Em situações extremas, como a gravidez de menina de nove anos, por estupro do padrasto, em Recife, Deus permite, em sua graça, “opções carregadas de mal”, como o aborto.
A compreensão consta no posicionamento divulgado pela direção da Igreja Evangélica de Confissão Luterana no Brasil (IECLB), reunida de 10 a 13 de março, em São Leopoldo.
O fato provocou uma ampla discussão na imprensa nacional e internacional em torno da família, da decisão da equipe médica da Universidade Estadual de Pernambuco e da decisão do arcebispo de Olinda e Recife de excomungar a mãe da menina e a equipe médica que a atendeu.
A carta pastoral, assinada pelo pastor presidente da IECLB, Walter Altmann, traz um discernimento ético a partir de uma perspectiva evangélica luterana e expressa a convicção de que “Deus, em sua graça, permite, em situações extremas como essa, opções carregadas de mal – pois o aborto certamente não é um bem – e as acolhe como expressão de um servir responsável ao próximo em necessidade”.
O documento compreende que a autoridade eclesiástica católica tenha imposto “a excomunhão da mãe da criança grávida, que autorizara o aborto, e da equipe médica que o efetuou” e defendido essa decisão com veemência. A IECLB entende que a “escolha deverá recair então naquela alternativa que, a melhor juízo, preserve os valores da dignidade humana e sirva à vida”.
Sem entender-se como guardadora da moralidade ou responsável pela punição, a IECLB reconhece que os atos de violência sexual contra uma criança, por parte de seu padrasto, devem ser julgados a partir da legislação vigente e punidos pela lei penal brasileira.

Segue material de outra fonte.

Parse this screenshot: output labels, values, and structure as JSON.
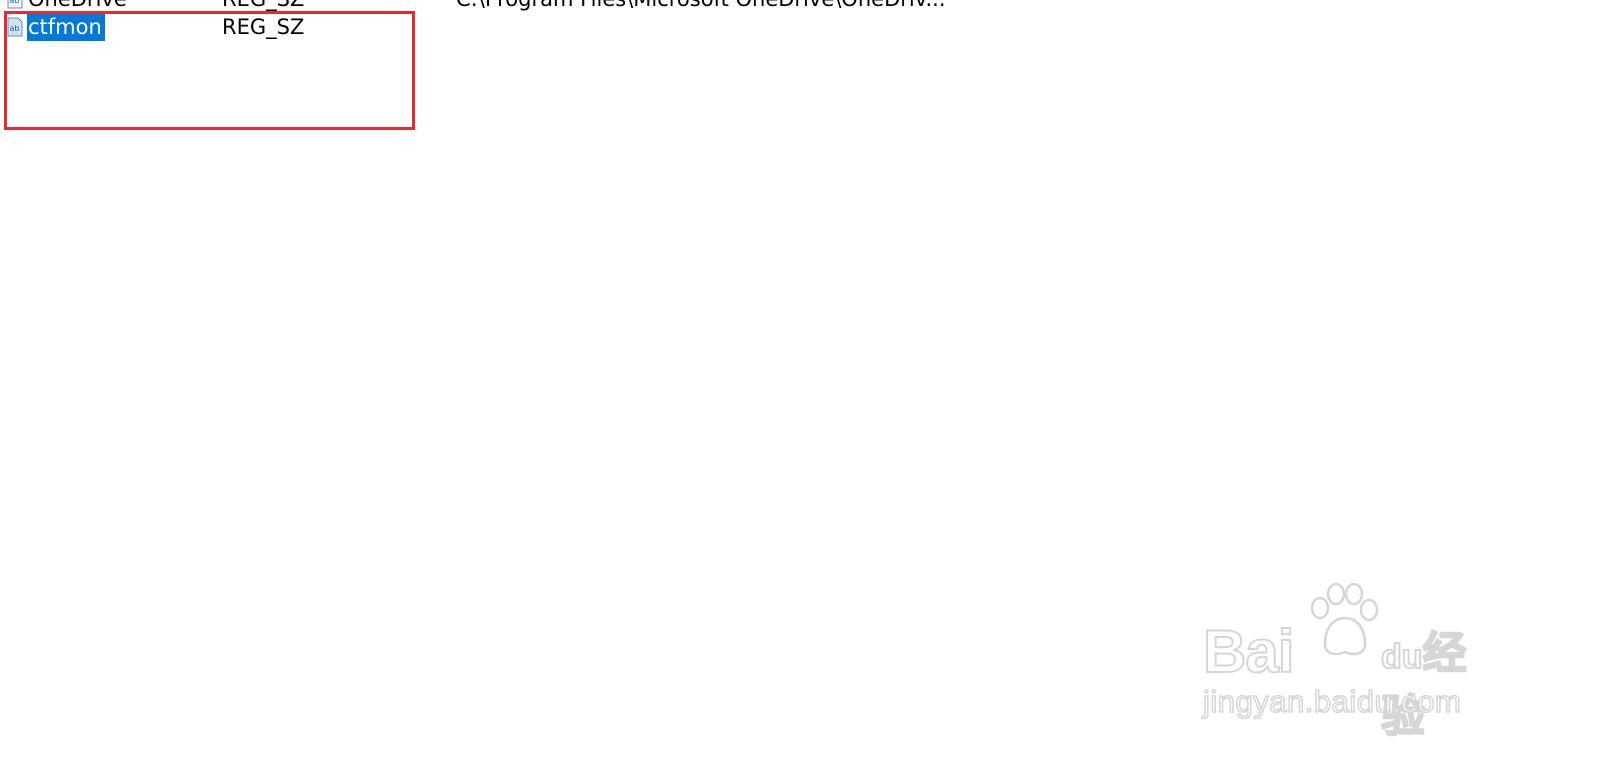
{
  "registry": {
    "rows": [
      {
        "name": "OneDrive",
        "type": "REG_SZ",
        "data": "C:\\Program Files\\Microsoft OneDrive\\OneDriv...",
        "icon": "string-value-icon",
        "selected": false
      },
      {
        "name": "ctfmon",
        "type": "REG_SZ",
        "data": "",
        "icon": "string-value-icon",
        "selected": true
      }
    ]
  },
  "annotation": {
    "color": "#e32b33"
  },
  "watermark": {
    "brand": "Bai",
    "brand_suffix": "du",
    "product": "经验",
    "url": "jingyan.baidu.com"
  },
  "colors": {
    "selection": "#0078d7",
    "highlight_box": "#e32b33"
  }
}
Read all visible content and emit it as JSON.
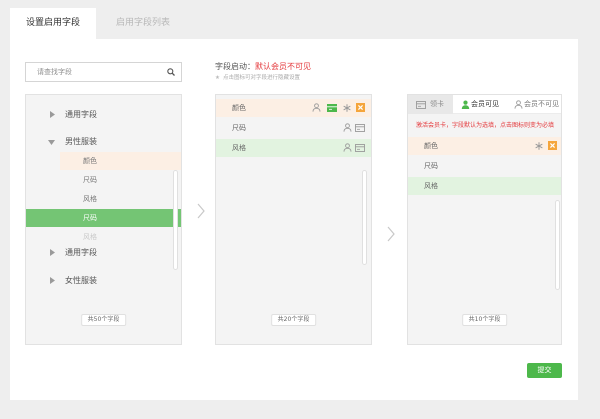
{
  "tabs": [
    {
      "label": "设置启用字段",
      "active": true
    },
    {
      "label": "启用字段列表",
      "active": false
    }
  ],
  "search": {
    "placeholder": "请查找字段",
    "icon": "search-icon"
  },
  "field_tree": {
    "groups": [
      {
        "label": "通用字段",
        "expanded": false,
        "icon": "caret-right-icon"
      },
      {
        "label": "男性服装",
        "expanded": true,
        "icon": "caret-down-icon",
        "children": [
          {
            "label": "颜色",
            "highlighted": true
          },
          {
            "label": "尺码"
          },
          {
            "label": "风格"
          },
          {
            "label": "尺码",
            "selected": true
          },
          {
            "label": "风格",
            "disabled": true
          }
        ]
      },
      {
        "label": "通用字段",
        "expanded": false,
        "icon": "caret-right-icon"
      },
      {
        "label": "女性服装",
        "expanded": false,
        "icon": "caret-right-icon"
      }
    ],
    "count": "共50个字段"
  },
  "enabled_fields": {
    "heading_label": "字段启动：",
    "heading_value": "默认会员不可见",
    "hint_icon": "star-icon",
    "hint": "点击图标可对字段进行隐藏设置",
    "rows": [
      {
        "label": "颜色",
        "highlighted": true,
        "icons": [
          "person-icon",
          "card-icon",
          "required-icon",
          "delete-icon"
        ]
      },
      {
        "label": "尺码",
        "icons": [
          "person-icon",
          "card-icon"
        ]
      },
      {
        "label": "风格",
        "selected": true,
        "icons": [
          "person-icon",
          "card-icon"
        ]
      }
    ],
    "count": "共20个字段"
  },
  "card_fields": {
    "tabs": [
      {
        "label": "领卡",
        "icon": "card-icon"
      },
      {
        "label": "会员可见",
        "icon": "person-icon",
        "active": true
      },
      {
        "label": "会员不可见",
        "icon": "person-icon"
      }
    ],
    "notice": "激活会员卡，字段默认为选填，点击图标则变为必填",
    "rows": [
      {
        "label": "颜色",
        "highlighted": true,
        "icons": [
          "required-icon",
          "delete-icon"
        ]
      },
      {
        "label": "尺码"
      },
      {
        "label": "风格",
        "selected": true
      }
    ],
    "count": "共10个字段"
  },
  "submit": {
    "label": "提交"
  },
  "colors": {
    "accent_green": "#4db84b",
    "warning_red": "#e4393c",
    "delete_orange": "#f5a53b",
    "hover_bg": "#fcefe4",
    "selected_green": "#74c574",
    "selected_light": "#e2f3e0"
  }
}
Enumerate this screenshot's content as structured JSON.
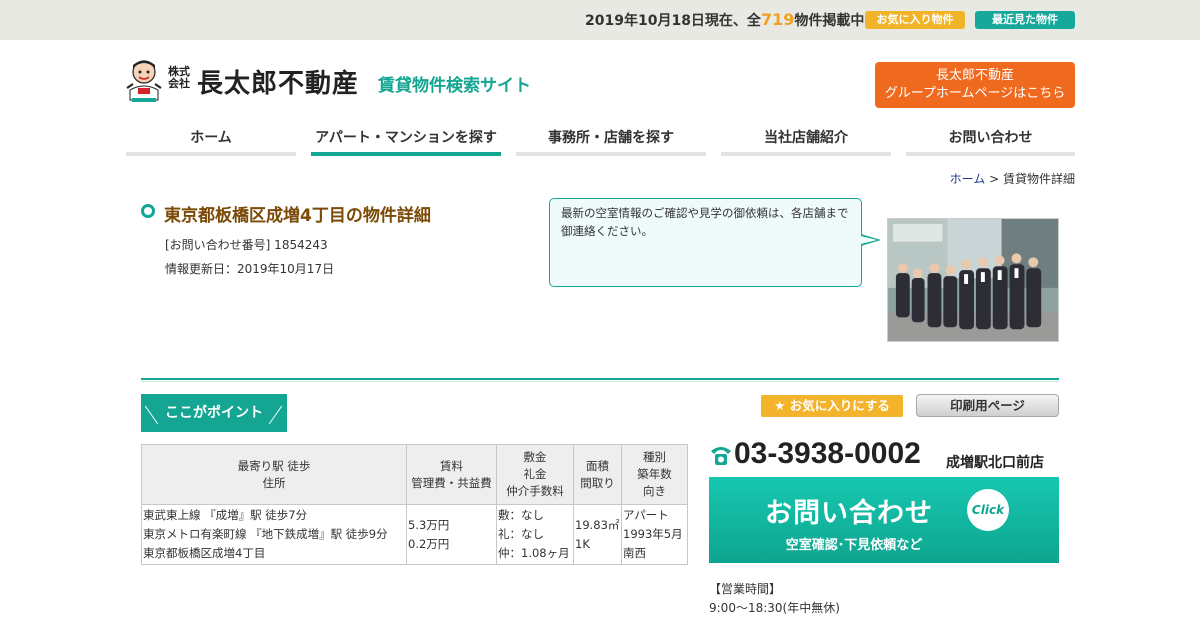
{
  "topbar": {
    "count_prefix": "2019年10月18日現在、全",
    "count_value": "719",
    "count_suffix": "物件掲載中",
    "favorites_label": "お気に入り物件",
    "recent_label": "最近見た物件"
  },
  "header": {
    "logo_kabu": "株式会社",
    "logo_name": "長太郎不動産",
    "site_subtitle": "賃貸物件検索サイト",
    "group_link_line1": "長太郎不動産",
    "group_link_line2": "グループホームページはこちら"
  },
  "nav": [
    {
      "label": "ホーム"
    },
    {
      "label": "アパート・マンションを探す"
    },
    {
      "label": "事務所・店舗を探す"
    },
    {
      "label": "当社店舗紹介"
    },
    {
      "label": "お問い合わせ"
    }
  ],
  "breadcrumb": {
    "home": "ホーム",
    "separator": " > ",
    "current": "賃貸物件詳細"
  },
  "property": {
    "title": "東京都板橋区成増4丁目の物件詳細",
    "inquiry_number": "[お問い合わせ番号] 1854243",
    "updated": "情報更新日：2019年10月17日"
  },
  "bubble_text": "最新の空室情報のご確認や見学の御依頼は、各店舗まで御連絡ください。",
  "point_badge": "ここがポイント",
  "favorite_button": "お気に入りにする",
  "print_button": "印刷用ページ",
  "table": {
    "headers": [
      [
        "最寄り駅 徒歩",
        "住所"
      ],
      [
        "賃料",
        "管理費・共益費"
      ],
      [
        "敷金",
        "礼金",
        "仲介手数料"
      ],
      [
        "面積",
        "間取り"
      ],
      [
        "種別",
        "築年数",
        "向き"
      ]
    ],
    "row": [
      [
        "東武東上線 『成増』駅 徒歩7分",
        "東京メトロ有楽町線 『地下鉄成増』駅 徒歩9分",
        "東京都板橋区成増4丁目"
      ],
      [
        "5.3万円",
        "0.2万円"
      ],
      [
        "敷：なし",
        "礼：なし",
        "仲：1.08ヶ月"
      ],
      [
        "19.83㎡",
        "1K"
      ],
      [
        "アパート",
        "1993年5月",
        "南西"
      ]
    ]
  },
  "contact": {
    "phone": "03-3938-0002",
    "store": "成増駅北口前店",
    "button_main": "お問い合わせ",
    "button_sub": "空室確認･下見依頼など",
    "click_label": "Click",
    "hours_label": "【営業時間】",
    "hours": "9:00～18:30(年中無休)"
  },
  "colors": {
    "brand_teal": "#14a693",
    "accent_orange": "#ef6a1f",
    "accent_yellow": "#f0b428",
    "title_brown": "#7a4a06"
  }
}
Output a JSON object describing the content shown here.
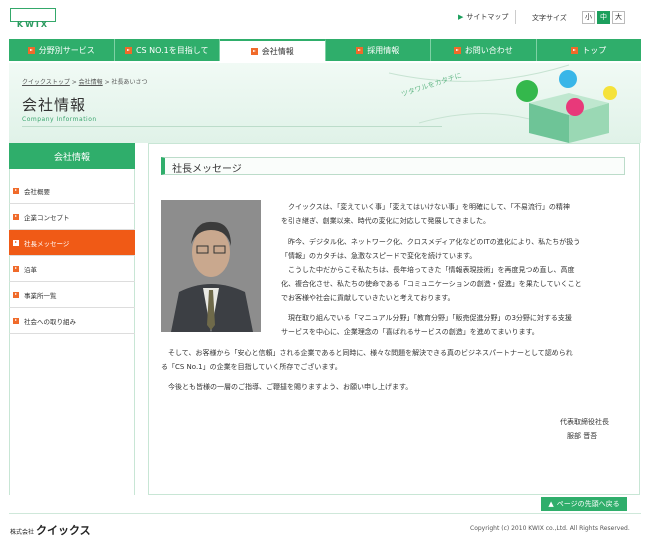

No entanto, o seu julgamento deve considerar um contexto maior de violência que existe na sociedade em geral, sem se deixar mover apenas pela ira e pela vontade de vingança, mas criando a possibilidade de suscitar um debate mais amplo sobre a realidade vivida em nosso país. Sem perder de vista que o criminoso, enquanto criatura de Deus, também está submetido ao juízo divino que, em sua misericórdia, pode transformar sua vida.
A carta revela preocupação com as pessoas envolvidas e com o impacto deste fato na sociedade, por isso insiste na “atenção preponderante devida à criança que é, indubitavelmente, vítima dessa violência, e carecerá por longo tempo de todo apoio médico, psicológico e espiritual que lhe possa ser prestado, para se desenvolver livre de culpas”.
Ela dirige uma palavra de conforto à equipe médica que, atenta aos agudos riscos da gravidez da criança e devidamente autorizada, adotou o procedimento de sua competência. Enfatiza que os profissionais de saúde não são merecedores de juízos morais e incompreensões que lhes sobrecarreguem as consciências, mas de conforto espiritual nas angústias oriundas de seu trabalho, com vítimas da violência e em risco de vida.
E, por último, dirige um apoio irrestrito à criança e à sua mãe, que autorizou a interrupção da gravidez em sua filha, no centro dessa tragédia, carentes da solidariedade humana e da graça divina.